Imageschaden schon nicht mehr abzuwenden: Stadionskandal hinterlässt auch bei Bayern Spuren

Imageschaden schon nicht mehr abzuwenden
Stadionskandal hinterlässt auch bei Bayern Spuren

Der FC Bayern München ist beim Bau der "Allianz Arena" fest mit dem Lokalrivalen 1860 verbunden. Dessen Krise könnte auch den deutschen Rekordmeister treffen. So muss sich der Verein auch um die Finanzierung des Prestigeobjekts ernste Sorgen machen.

HB MADRID. Auch wenn die Chefetage des FC Bayern München in Madrid erst einmal auf Tauchstation ging, die möglichen Auswirkungen des Stadion-Bestechungsskandals waren hinter den verschlossenen Türen des Mannschaftshotels das beherrschende Thema. Die Konsequenzen für den deutschen Fußball-Rekordmeister waren am Tag nach dem Großeinsatz der Münchner Staatsanwaltschaft zwar noch nicht abzusehen, doch sie werden tiefgreifend sein.

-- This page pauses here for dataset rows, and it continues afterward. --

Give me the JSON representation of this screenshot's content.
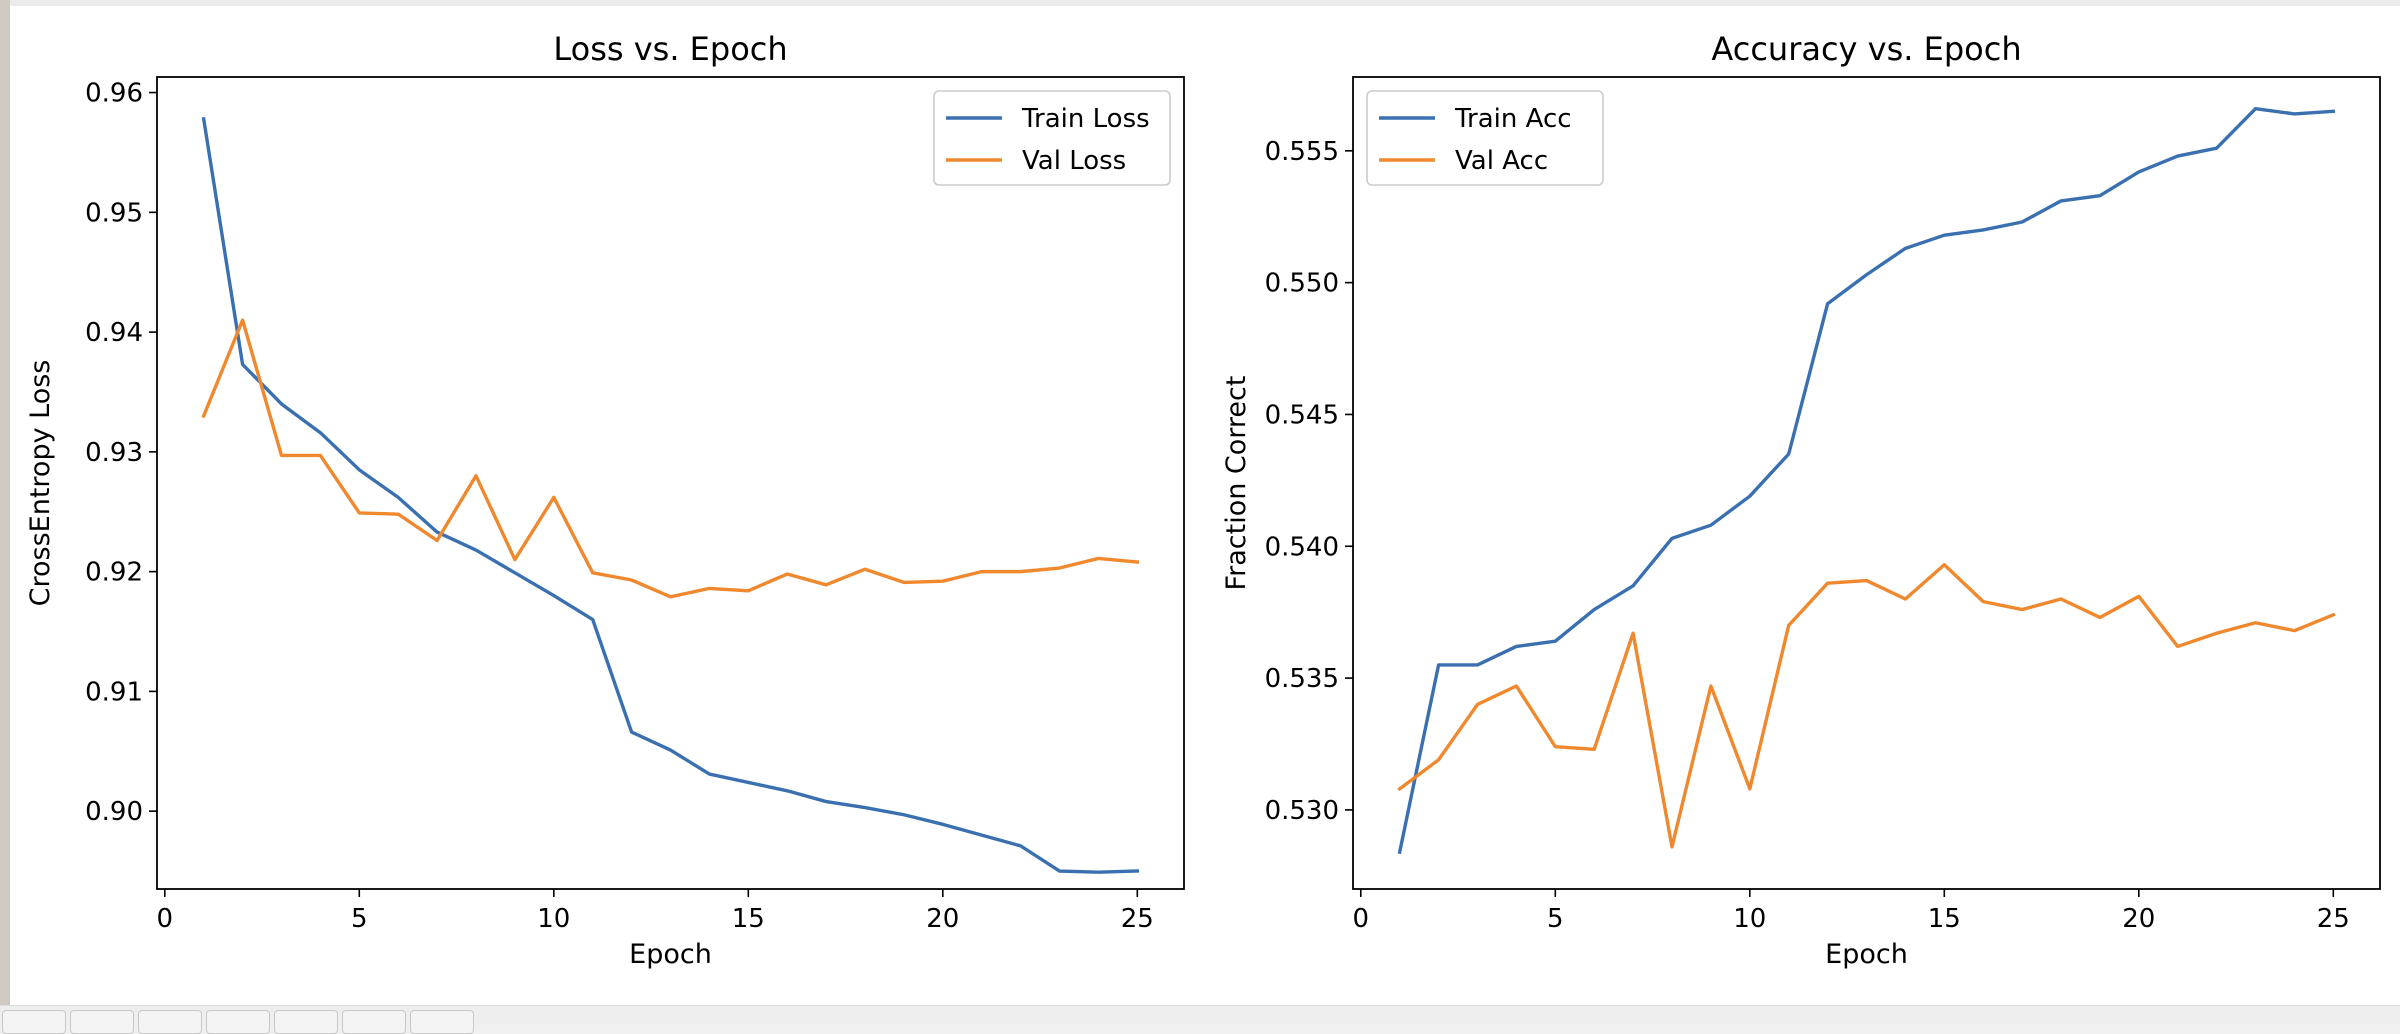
{
  "toolbar": {
    "icons": [
      "home-icon",
      "back-arrow-icon",
      "forward-arrow-icon",
      "pan-icon",
      "zoom-icon",
      "configure-icon",
      "save-icon"
    ]
  },
  "colors": {
    "train": "#3a70b0",
    "val": "#f0882e"
  },
  "chart_data": [
    {
      "type": "line",
      "title": "Loss vs. Epoch",
      "xlabel": "Epoch",
      "ylabel": "CrossEntropy Loss",
      "xlim": [
        -0.2,
        26.2
      ],
      "ylim": [
        0.8935,
        0.9613
      ],
      "xticks": [
        0,
        5,
        10,
        15,
        20,
        25
      ],
      "yticks": [
        0.9,
        0.91,
        0.92,
        0.93,
        0.94,
        0.95,
        0.96
      ],
      "ytick_labels": [
        "0.90",
        "0.91",
        "0.92",
        "0.93",
        "0.94",
        "0.95",
        "0.96"
      ],
      "legend_position": "top-right",
      "x": [
        1,
        2,
        3,
        4,
        5,
        6,
        7,
        8,
        9,
        10,
        11,
        12,
        13,
        14,
        15,
        16,
        17,
        18,
        19,
        20,
        21,
        22,
        23,
        24,
        25
      ],
      "series": [
        {
          "name": "Train Loss",
          "color": "#3a70b0",
          "values": [
            0.9578,
            0.9373,
            0.934,
            0.9316,
            0.9285,
            0.9262,
            0.9233,
            0.9218,
            0.9199,
            0.918,
            0.916,
            0.9066,
            0.9051,
            0.9031,
            0.9024,
            0.9017,
            0.9008,
            0.9003,
            0.8997,
            0.8989,
            0.898,
            0.8971,
            0.895,
            0.8949,
            0.895
          ]
        },
        {
          "name": "Val Loss",
          "color": "#f0882e",
          "values": [
            0.933,
            0.941,
            0.9297,
            0.9297,
            0.9249,
            0.9248,
            0.9226,
            0.928,
            0.921,
            0.9262,
            0.9199,
            0.9193,
            0.9179,
            0.9186,
            0.9184,
            0.9198,
            0.9189,
            0.9202,
            0.9191,
            0.9192,
            0.92,
            0.92,
            0.9203,
            0.9211,
            0.9208
          ]
        }
      ]
    },
    {
      "type": "line",
      "title": "Accuracy vs. Epoch",
      "xlabel": "Epoch",
      "ylabel": "Fraction Correct",
      "xlim": [
        -0.2,
        26.2
      ],
      "ylim": [
        0.527,
        0.5578
      ],
      "xticks": [
        0,
        5,
        10,
        15,
        20,
        25
      ],
      "yticks": [
        0.53,
        0.535,
        0.54,
        0.545,
        0.55,
        0.555
      ],
      "ytick_labels": [
        "0.530",
        "0.535",
        "0.540",
        "0.545",
        "0.550",
        "0.555"
      ],
      "legend_position": "top-left",
      "x": [
        1,
        2,
        3,
        4,
        5,
        6,
        7,
        8,
        9,
        10,
        11,
        12,
        13,
        14,
        15,
        16,
        17,
        18,
        19,
        20,
        21,
        22,
        23,
        24,
        25
      ],
      "series": [
        {
          "name": "Train Acc",
          "color": "#3a70b0",
          "values": [
            0.5284,
            0.5355,
            0.5355,
            0.5362,
            0.5364,
            0.5376,
            0.5385,
            0.5403,
            0.5408,
            0.5419,
            0.5435,
            0.5492,
            0.5503,
            0.5513,
            0.5518,
            0.552,
            0.5523,
            0.5531,
            0.5533,
            0.5542,
            0.5548,
            0.5551,
            0.5566,
            0.5564,
            0.5565
          ]
        },
        {
          "name": "Val Acc",
          "color": "#f0882e",
          "values": [
            0.5308,
            0.5319,
            0.534,
            0.5347,
            0.5324,
            0.5323,
            0.5367,
            0.5286,
            0.5347,
            0.5308,
            0.537,
            0.5386,
            0.5387,
            0.538,
            0.5393,
            0.5379,
            0.5376,
            0.538,
            0.5373,
            0.5381,
            0.5362,
            0.5367,
            0.5371,
            0.5368,
            0.5374
          ]
        }
      ]
    }
  ]
}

Als "mögliche Geschädigte" werden inzwischen alle rechtlichen Gesichtspunkte geprüft. Dafür engagierte die Vereinsführung noch am Dienstag einen Münchner Rechtsanwalt. Denn der FC Bayern ist in dem Korruptionsskandal zwar nur in die Beweisaufnahme verwickelt, doch er ist bei der "Allianz Arena" der Partner des TSV 1860 München. Das 280 Mill. ? teure Stadion baut und finanziert man gemeinsam mit dem Lokalrivalen, dessen Zukunft nicht nur wegen der Verhaftung von Präsident Karl-Heinz Wildmoser völlig ungewiss geworden ist.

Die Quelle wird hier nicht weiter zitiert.